[SERVER-7926] Map Reduce with sharded output can apply reduce on duplicate documents if a migration happened Created: 13/Dec/12  Updated: 29/Jan/18  Resolved: 29/Jan/18

Status: Closed
Project: Core Server
Component/s: MapReduce, Sharding
Affects Version/s: None
Fix Version/s: None

Type: Bug Priority: Major - P3
Reporter: Ian Whalen (Inactive) Assignee: Randolph Tan
Resolution: Done Votes: 4
Labels: None
Remaining Estimate: Not Specified
Time Spent: Not Specified
Original Estimate: Not Specified

Attachments: File mrShardedOutput.js     Text File mrShardedOutput_with_cmdResult.txt    
Issue Links:
Depends
depends on SERVER-7210 Consolidate internal mongos interfaces Closed
Duplicate
is duplicated by SERVER-14269 Map Reduce fails with duplicate-key w... Closed
is duplicated by SERVER-15024 mapReduce output to sharded collectio... Closed
Related
related to DOCS-9834 MapReduce output on sharded clusters Closed
is related to SERVER-22611 ChunkManager refresh can occasionally... Closed
Operating System: ALL
Sprint: Sharding 2018-02-12
Participants:
Case:

 Description   

Buildbot failure:

http://buildbot.mongodb.org/builders/Linux%2032-bit/builds/5402

If a migration happened on the map reduce job output collection right before the mapreduce.shardedfinish is called, there is a possibility that one of the shard still thinks he owns the chunk, whereas it has already donated it to another shard.



 Comments   
Comment by Randolph Tan [ 23/Jan/18 ]

This should be fixed by SERVER-22611 after it made mapReduceFinish command use the catalogCache instead of accessing ChunkManager

Comment by Randolph Tan [ 18/Dec/12 ]

Oops. My eyes must be fooling me. The timestamps for the moveChunks were before the drop collection command so they should have been deleted. Have to dig further. I also found a very easy way to make the test fail, by simply adding these lines in the test:

for (var iter = 0; iter < numIterations; ++iter) {
    if (iter == 0) {
        st.stopBalancer();
    }
    else {
       st.startBalancer();
    }

Comment by Randolph Tan [ 17/Dec/12 ]

Based on the logs, looks like there is a bug in the finish stage. This is what happened:

1. Drop output collection on shard0.
2. Balancing round move chunks from shard1 to shard0 <---- // balancer is adding new docs to shard0!!!!
3. Drop output collection on shard1.
4. Proceed...

Note: the chunks being moved in step#2 are from the output of the previous iteration.

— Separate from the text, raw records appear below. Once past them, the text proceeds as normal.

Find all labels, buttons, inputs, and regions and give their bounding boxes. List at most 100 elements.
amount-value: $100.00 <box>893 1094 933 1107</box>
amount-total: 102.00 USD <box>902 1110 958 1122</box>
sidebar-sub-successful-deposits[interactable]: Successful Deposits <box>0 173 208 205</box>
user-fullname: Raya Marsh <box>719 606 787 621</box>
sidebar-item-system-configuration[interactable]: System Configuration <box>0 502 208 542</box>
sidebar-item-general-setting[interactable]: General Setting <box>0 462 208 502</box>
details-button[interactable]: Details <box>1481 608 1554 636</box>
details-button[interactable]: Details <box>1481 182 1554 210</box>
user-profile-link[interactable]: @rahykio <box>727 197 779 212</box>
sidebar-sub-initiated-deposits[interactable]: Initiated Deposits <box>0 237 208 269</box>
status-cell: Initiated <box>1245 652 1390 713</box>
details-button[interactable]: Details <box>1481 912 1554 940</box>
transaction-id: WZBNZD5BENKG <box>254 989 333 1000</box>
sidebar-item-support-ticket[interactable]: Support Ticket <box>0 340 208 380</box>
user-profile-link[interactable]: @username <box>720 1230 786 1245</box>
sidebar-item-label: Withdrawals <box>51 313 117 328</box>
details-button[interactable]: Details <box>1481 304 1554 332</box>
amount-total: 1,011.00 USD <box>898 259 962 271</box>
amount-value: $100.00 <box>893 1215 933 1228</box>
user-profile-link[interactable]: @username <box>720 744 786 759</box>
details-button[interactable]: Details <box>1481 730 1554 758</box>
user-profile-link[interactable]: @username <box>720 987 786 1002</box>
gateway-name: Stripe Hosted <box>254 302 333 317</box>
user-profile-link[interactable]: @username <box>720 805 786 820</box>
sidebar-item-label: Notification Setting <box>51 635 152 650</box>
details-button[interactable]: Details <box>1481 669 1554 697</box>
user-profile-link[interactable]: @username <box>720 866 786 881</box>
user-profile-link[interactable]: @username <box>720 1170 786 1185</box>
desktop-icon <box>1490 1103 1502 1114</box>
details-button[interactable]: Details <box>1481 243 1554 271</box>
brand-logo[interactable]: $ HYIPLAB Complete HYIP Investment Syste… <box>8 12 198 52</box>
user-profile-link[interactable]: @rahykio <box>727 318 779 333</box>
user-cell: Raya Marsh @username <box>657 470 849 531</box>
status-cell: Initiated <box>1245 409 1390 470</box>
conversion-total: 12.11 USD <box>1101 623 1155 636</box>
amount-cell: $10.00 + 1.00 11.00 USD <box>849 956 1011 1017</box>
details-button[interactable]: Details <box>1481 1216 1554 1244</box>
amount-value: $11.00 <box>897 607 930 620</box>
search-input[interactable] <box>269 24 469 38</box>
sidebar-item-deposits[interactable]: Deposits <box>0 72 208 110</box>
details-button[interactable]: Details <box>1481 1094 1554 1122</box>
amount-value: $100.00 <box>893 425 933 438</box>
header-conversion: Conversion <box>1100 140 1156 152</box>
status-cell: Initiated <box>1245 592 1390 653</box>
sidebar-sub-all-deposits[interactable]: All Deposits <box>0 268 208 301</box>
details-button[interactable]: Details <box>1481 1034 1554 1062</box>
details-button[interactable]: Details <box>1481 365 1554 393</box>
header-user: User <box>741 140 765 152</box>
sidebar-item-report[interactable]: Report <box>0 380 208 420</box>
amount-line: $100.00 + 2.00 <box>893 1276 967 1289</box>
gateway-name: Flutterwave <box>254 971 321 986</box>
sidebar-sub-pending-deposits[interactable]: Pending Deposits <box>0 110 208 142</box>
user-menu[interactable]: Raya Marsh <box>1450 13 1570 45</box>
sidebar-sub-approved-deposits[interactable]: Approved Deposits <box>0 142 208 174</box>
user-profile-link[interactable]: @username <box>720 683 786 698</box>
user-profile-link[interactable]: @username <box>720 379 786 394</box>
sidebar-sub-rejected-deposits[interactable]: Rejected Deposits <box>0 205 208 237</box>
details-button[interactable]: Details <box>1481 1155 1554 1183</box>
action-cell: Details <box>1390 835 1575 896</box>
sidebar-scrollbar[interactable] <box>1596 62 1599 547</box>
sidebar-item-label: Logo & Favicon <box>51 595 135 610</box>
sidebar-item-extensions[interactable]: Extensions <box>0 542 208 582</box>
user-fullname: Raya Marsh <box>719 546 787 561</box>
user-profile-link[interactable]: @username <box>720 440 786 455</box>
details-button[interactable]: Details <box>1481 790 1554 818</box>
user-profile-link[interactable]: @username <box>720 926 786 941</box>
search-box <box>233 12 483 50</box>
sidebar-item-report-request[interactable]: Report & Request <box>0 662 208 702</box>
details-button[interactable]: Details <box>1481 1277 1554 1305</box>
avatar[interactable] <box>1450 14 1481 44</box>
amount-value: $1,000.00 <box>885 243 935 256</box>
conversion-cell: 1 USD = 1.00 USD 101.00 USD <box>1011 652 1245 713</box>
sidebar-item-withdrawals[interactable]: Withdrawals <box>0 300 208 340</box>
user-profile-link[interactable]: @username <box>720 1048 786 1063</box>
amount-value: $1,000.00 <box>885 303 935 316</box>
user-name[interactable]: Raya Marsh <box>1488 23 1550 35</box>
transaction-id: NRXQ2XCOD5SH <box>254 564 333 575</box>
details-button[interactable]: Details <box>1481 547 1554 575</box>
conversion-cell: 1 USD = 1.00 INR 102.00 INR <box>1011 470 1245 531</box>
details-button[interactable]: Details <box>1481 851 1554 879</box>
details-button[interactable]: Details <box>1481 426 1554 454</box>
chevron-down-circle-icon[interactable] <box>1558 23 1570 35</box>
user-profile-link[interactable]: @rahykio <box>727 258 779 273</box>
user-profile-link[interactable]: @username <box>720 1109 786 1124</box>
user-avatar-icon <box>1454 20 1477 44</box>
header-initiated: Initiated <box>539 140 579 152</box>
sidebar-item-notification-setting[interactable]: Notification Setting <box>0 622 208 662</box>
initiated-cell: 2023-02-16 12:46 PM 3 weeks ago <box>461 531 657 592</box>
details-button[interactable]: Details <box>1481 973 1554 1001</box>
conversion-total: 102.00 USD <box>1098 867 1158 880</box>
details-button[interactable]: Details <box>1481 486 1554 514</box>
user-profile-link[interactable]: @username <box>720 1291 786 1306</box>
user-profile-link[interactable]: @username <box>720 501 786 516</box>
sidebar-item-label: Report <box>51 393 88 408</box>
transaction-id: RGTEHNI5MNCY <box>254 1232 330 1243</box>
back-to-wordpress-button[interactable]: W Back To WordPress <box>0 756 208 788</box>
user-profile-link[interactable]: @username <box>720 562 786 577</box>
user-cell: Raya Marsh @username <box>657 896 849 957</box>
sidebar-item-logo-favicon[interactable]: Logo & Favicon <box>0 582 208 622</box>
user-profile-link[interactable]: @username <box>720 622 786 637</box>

 m30000| Mon Dec 17 15:32:20.698 [conn6] CMD: drop test.mrShardedOut
 
 m30999| Mon Dec 17 15:32:24.883 [Balancer]  ns: test.mrShardedOut going to move { _id: "test.mrShardedOut-_id_ObjectId('50cf812d256383d556ab59ba')", lastmod: Timestamp 11000|1, lastmodEpoch: ObjectId('50cf81365ec0810ee359b56b'), ns: "test.mrShardedOut", min: { _id: ObjectId('50cf812d256383d556ab59ba') }, max: { _id: ObjectId('50cf812d256383d556ab5b88') }, shard: "shard0001" } from: shard0001 to: shard0000 tag []
 
 m30999| Mon Dec 17 15:32:27.392 [Balancer]  ns: test.mrShardedOut going to move { _id: "test.mrShardedOut-_id_ObjectId('50cf812d256383d556ab59ba')", lastmod: Timestamp 11000|1, lastmodEpoch: ObjectId('50cf81365ec0810ee359b56b'), ns: "test.mrShardedOut", min: { _id: ObjectId('50cf812d256383d556ab59ba') }, max: { _id: ObjectId('50cf812d256383d556ab5b88') }, shard: "shard0001" } from: shard0001 to: shard0000 tag []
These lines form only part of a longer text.